Improving the efficiency of converting "data outputs" into "academic papers." The traditional bioinformatics research pipeline—literature search → experimental design → data analysis → result collation → mechanistic interpretation → manuscript writing—is lengthy and laborious. AI agents can automate repetitive, standardizable tasks such as literature integration, task decomposition, and routine data analysis, drastically shortening the upfront R&D timeline. This enables researchers to concentrate their efforts on what cannot be standardized: novel scientific question formulation, deep biological mechanistic interpretation, and the construction of scientific narratives and argumentation frameworks.

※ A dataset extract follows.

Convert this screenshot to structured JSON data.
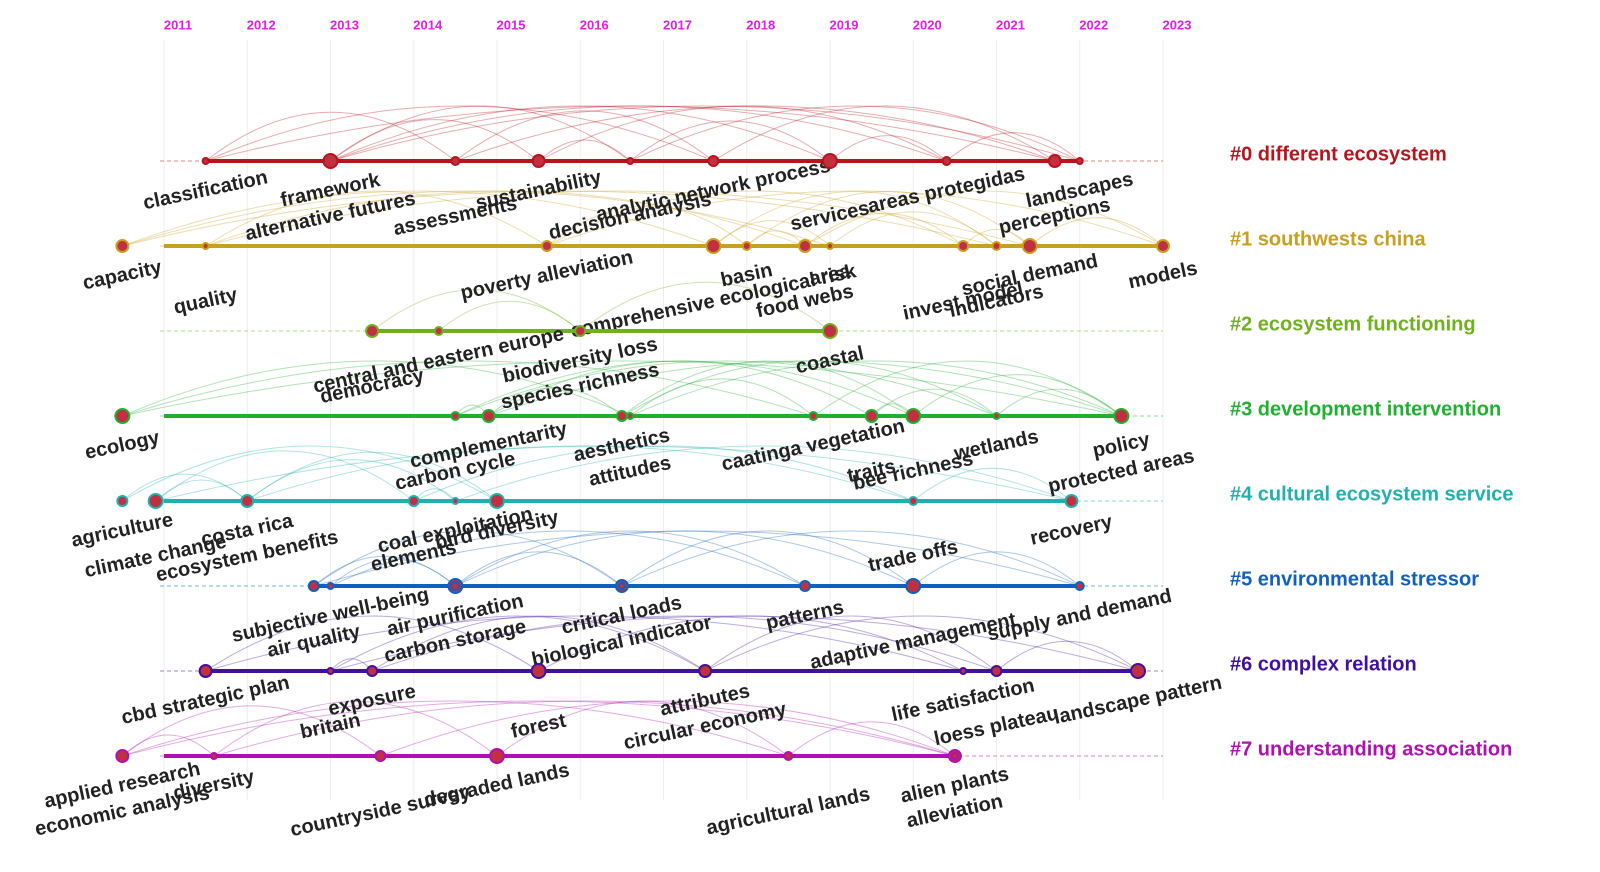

At the same time, AI's boundaries are clear and welldefined. Core creative and compliance-related work must remain under researcher control. AI cannot autonomously identify novel scientific questions, independently construct research hypotheses, define a top-level research design, or distill innovative value. AI-generated analytical results, literature summaries, and design proposals require human verification of accuracy, in-depth mechanistic exploration, and academic compliance review. AI cannot evaluate research originality, data authenticity, or academic ethics risks, and cannot circumvent research integrity issues.
A publishable bioinformatics paper is, at its core, a logically rigorous, well-supported, clearly innovative, and compliant scientific narrative. Before initiating data analysis and manuscript writing, researchers should first clarify three fundamental questions: What specific biological scientific question does this study aim to address? Can the available omics data adequately support a complete answer to this question? What is the core, most innovative empirical finding, and scientific value of this study?
Only by first establishing a complete research logic and narrative framework—defining core innovations and research objectives—and then leveraging AI tools to support the full research and writing process can researchers fundamentally avoid common pitfalls such as data piling, logical confusion, shallow argumentation, and methodological gaps. This approach enables the efficient translation of omics data into high-quality bioinformatics publications.